The background colour of the car was to be black. Therefore painting anything black on top of something not black on this car would create a cut-out effect in the visible pattern. This was the first time I have used this inverted technique on any artwork. There’s probably a proper name for the technique but I don’t know it.

However, I started, not with the lightsaber, but with the Star Wars text logo down the side of the car. I intended to see if it was within my ability to create the logo and, a little surprisingly, it was. This was to be text created by cutting out holes of a background. This technique allowed to use a gradiated background for the letters reflecting the Star Wars text used on the Jedi Knight II wallpaper I was using as a reference. The backgroud was made up of two gradients: one light blue covered by one white with each graded in the opposite direction. This gave me an area with which to blank the areas that weren’t text.

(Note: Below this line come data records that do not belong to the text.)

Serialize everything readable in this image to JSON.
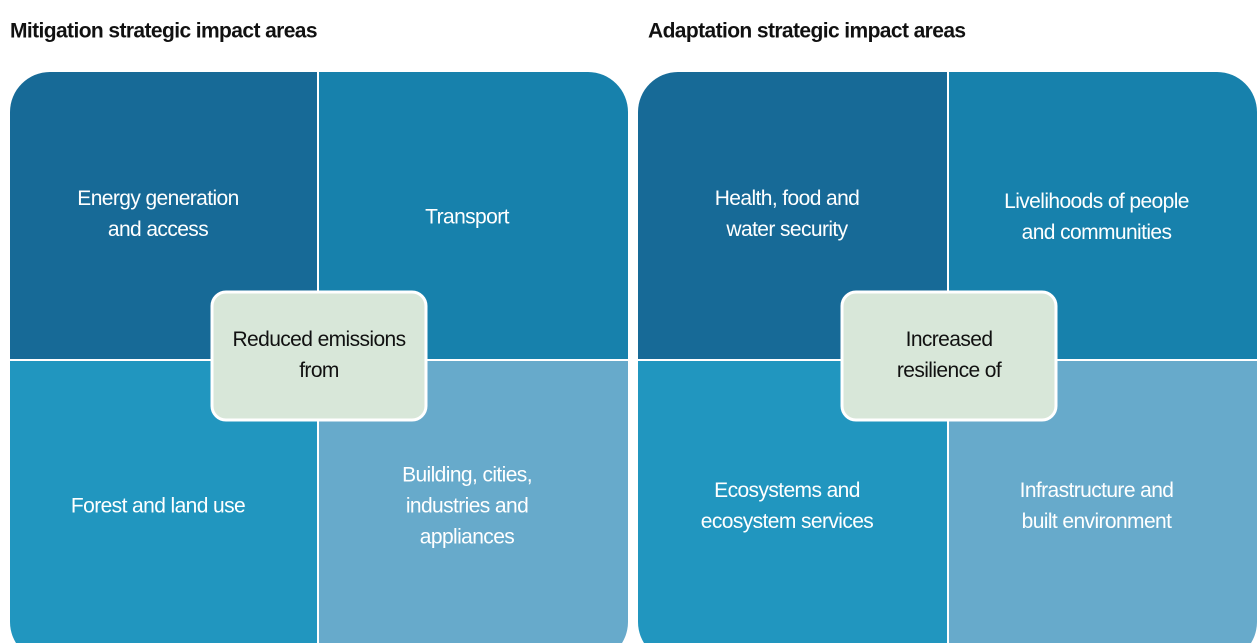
{
  "panels": [
    {
      "title": "Mitigation strategic impact areas",
      "center": [
        "Reduced emissions",
        "from"
      ],
      "quadrants": [
        [
          "Energy generation",
          "and access"
        ],
        [
          "Transport"
        ],
        [
          "Forest and land use"
        ],
        [
          "Building, cities,",
          "industries and",
          "appliances"
        ]
      ]
    },
    {
      "title": "Adaptation strategic impact areas",
      "center": [
        "Increased",
        "resilience of"
      ],
      "quadrants": [
        [
          "Health, food and",
          "water security"
        ],
        [
          "Livelihoods of people",
          "and communities"
        ],
        [
          "Ecosystems and",
          "ecosystem services"
        ],
        [
          "Infrastructure and",
          "built environment"
        ]
      ]
    }
  ]
}
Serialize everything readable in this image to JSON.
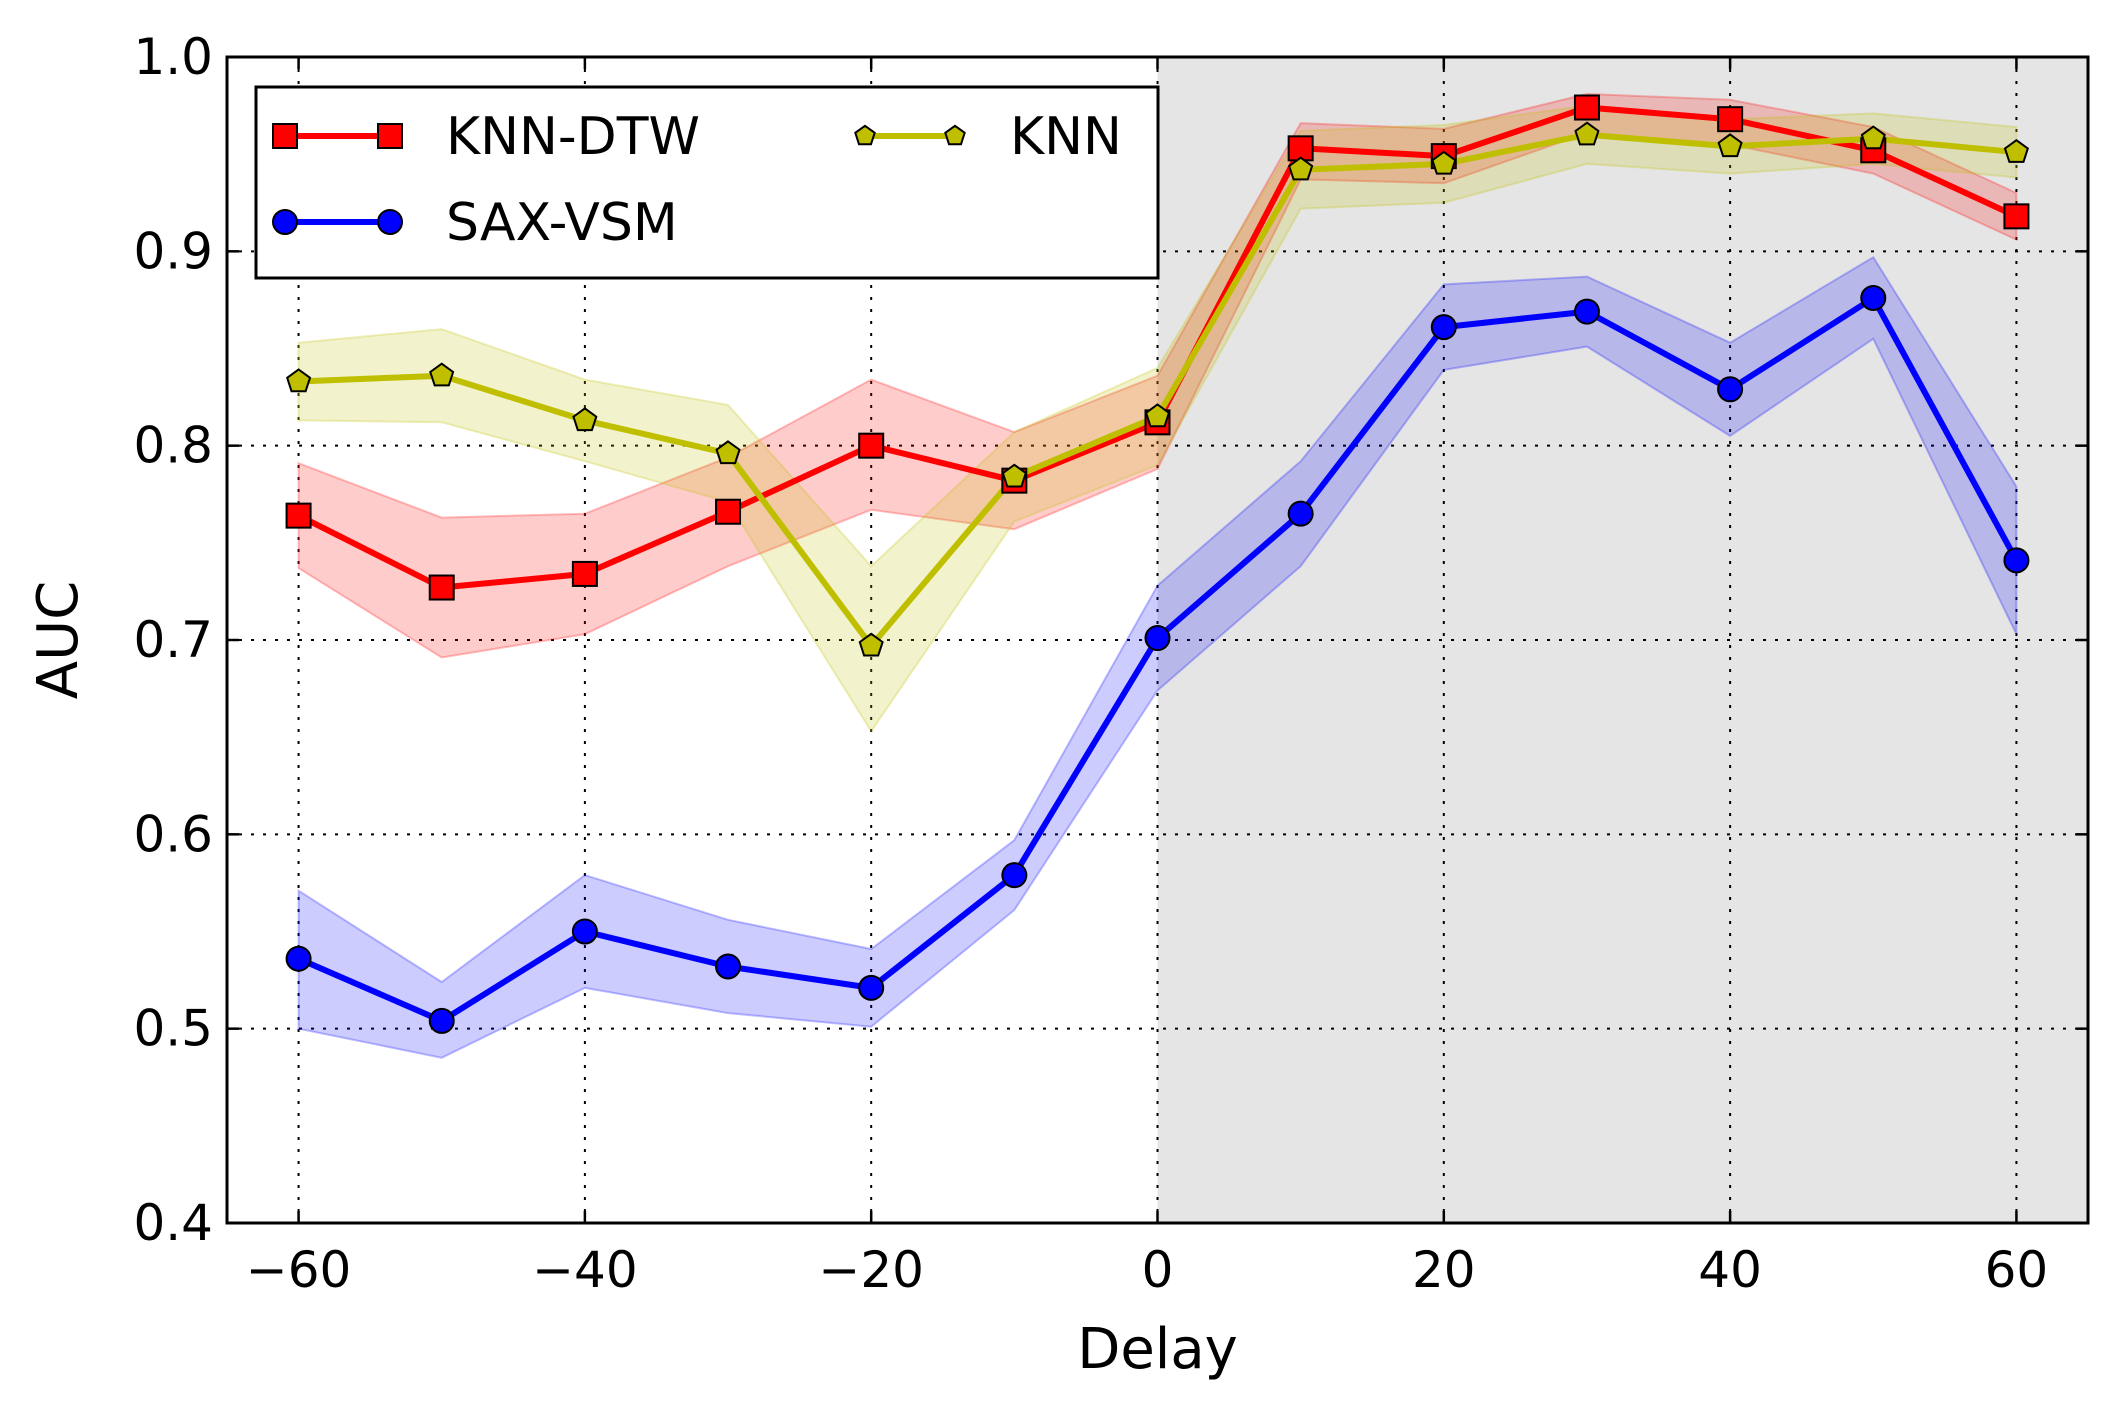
{
  "chart_data": {
    "type": "line",
    "title": "",
    "xlabel": "Delay",
    "ylabel": "AUC",
    "xlim": [
      -65,
      65
    ],
    "ylim": [
      0.4,
      1.0
    ],
    "xticks": [
      -60,
      -40,
      -20,
      0,
      20,
      40,
      60
    ],
    "xtick_labels": [
      "−60",
      "−40",
      "−20",
      "0",
      "20",
      "40",
      "60"
    ],
    "yticks": [
      0.4,
      0.5,
      0.6,
      0.7,
      0.8,
      0.9,
      1.0
    ],
    "ytick_labels": [
      "0.4",
      "0.5",
      "0.6",
      "0.7",
      "0.8",
      "0.9",
      "1.0"
    ],
    "grid": true,
    "shaded_region": {
      "x_from": 0,
      "x_to": 65,
      "color": "#e5e5e5"
    },
    "x": [
      -60,
      -50,
      -40,
      -30,
      -20,
      -10,
      0,
      10,
      20,
      30,
      40,
      50,
      60
    ],
    "series": [
      {
        "name": "KNN-DTW",
        "color": "#ff0000",
        "band_color": "#ff0000",
        "marker": "square",
        "values": [
          0.764,
          0.727,
          0.734,
          0.766,
          0.8,
          0.782,
          0.812,
          0.953,
          0.949,
          0.974,
          0.968,
          0.952,
          0.918
        ],
        "lower": [
          0.737,
          0.691,
          0.703,
          0.738,
          0.767,
          0.757,
          0.788,
          0.937,
          0.935,
          0.961,
          0.955,
          0.94,
          0.906
        ],
        "upper": [
          0.791,
          0.763,
          0.765,
          0.794,
          0.834,
          0.807,
          0.836,
          0.966,
          0.963,
          0.981,
          0.978,
          0.964,
          0.93
        ]
      },
      {
        "name": "SAX-VSM",
        "color": "#0000ff",
        "band_color": "#0000ff",
        "marker": "circle",
        "values": [
          0.536,
          0.504,
          0.55,
          0.532,
          0.521,
          0.579,
          0.701,
          0.765,
          0.861,
          0.869,
          0.829,
          0.876,
          0.741
        ],
        "lower": [
          0.5,
          0.485,
          0.521,
          0.508,
          0.501,
          0.561,
          0.674,
          0.738,
          0.839,
          0.851,
          0.805,
          0.855,
          0.703
        ],
        "upper": [
          0.571,
          0.524,
          0.579,
          0.556,
          0.541,
          0.597,
          0.728,
          0.792,
          0.883,
          0.887,
          0.853,
          0.897,
          0.779
        ]
      },
      {
        "name": "KNN",
        "color": "#bfbf00",
        "band_color": "#bfbf00",
        "marker": "pentagon",
        "values": [
          0.833,
          0.836,
          0.813,
          0.796,
          0.697,
          0.784,
          0.815,
          0.942,
          0.945,
          0.96,
          0.954,
          0.958,
          0.951
        ],
        "lower": [
          0.813,
          0.812,
          0.792,
          0.771,
          0.653,
          0.761,
          0.79,
          0.922,
          0.925,
          0.945,
          0.94,
          0.945,
          0.938
        ],
        "upper": [
          0.853,
          0.86,
          0.834,
          0.821,
          0.738,
          0.807,
          0.84,
          0.962,
          0.965,
          0.975,
          0.968,
          0.971,
          0.964
        ]
      }
    ],
    "legend": {
      "placement": "top-left",
      "columns": 2,
      "entries": [
        "KNN-DTW",
        "KNN",
        "SAX-VSM"
      ]
    }
  }
}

It was always debatable whether a good impression of the logo would be able to crafted using the gradient tool available as the flashes of white and blue light emanating from the logo were very subtle. As it turned out, this wasn’t the biggest problem. The biggest problem was the three concentric circles that surround the JK. At first I thought I was just going to have to use a thicker single colour circle as that was all I could do with the semi-circle primitive. I twigged that if I placed a slightly larger black semi-circle offset from the first that I could make the original semi-circle primitive appear thin. From that came the natural conclusion that I could cascade the ever-increasing semi-circles to create the white-grey-white-black pattern I needed.

By the time I had created this circles I had already done the JK, one diagonal flash and the background lightsaber. Now I had the circles over the top but I needed the circles to break at the lightsaber and, most annoyingly, the black circle was visible over the lightsaber and diagonal flash. This meant I needed to rearrange the draw order of the layers to make the black circle disappear again. When finished I needed to fill in little bits where the order of the layers couldn’t be helped.

I added a double black / grey gradient to the ‘handle’ of the lightsaber to subtly break up the solid gray block.

Finally I added black gradients to fade out the beams of light toward the front and sides of the car and a couple more to deemphasis the lightsaber light at the rear of the car.

Last job was to get my Star Wars text onto the other side of the car. Forza has a great tool that copies your design from one side to other and on my “Superman Returns” car, it even flipped all the graphics correctly. Considering that the original Star Wars text had taken a couple of hours, imagine my dismay when the text was copied across in reverse order, ie, SRAW RATS. Lesson learned, avoid putting text on the side of future cars. I knew I had all the right pieces to create the logo, they were just all in the wrong place. I nearly decided to leave that side of the car blank but had a break and then got stuck in. It was quite painstaking transplanting all the pieces around to recreate the text but the results were highly pleasing.

Upon looking at the rear quarter of the car I decided it needed a little something. My initial idea was some force lightning but I was very aware that I would need to copy whatever I did by hand as I did not want to be moving a copied Star Wars logo around again. I settled on a simple lightning flash that ties in to the rear light cluster and backed it up with a gradiated blue background that fades out before it gets to the end of the lightning bolt. This only comprised four pieces and was simply to copy across by hand. It also meant that I could wrap around the solid white, gradiated blue around the rear of the car.

This attempt turned out much much better than I had hoped. The Star Wars text logo is highly recognisable and even incorporates the blue / white gradiated background. I was very happy with that. The lightsaber / Jedi Knight motif also turned out nicely though the JK isn’t as clear as I would like. The impression is good though and I got to grips with some nifty ways of using the primitives supplied to create an effect that looked to not be possible (the concentric circles created using overlapping semi-circles).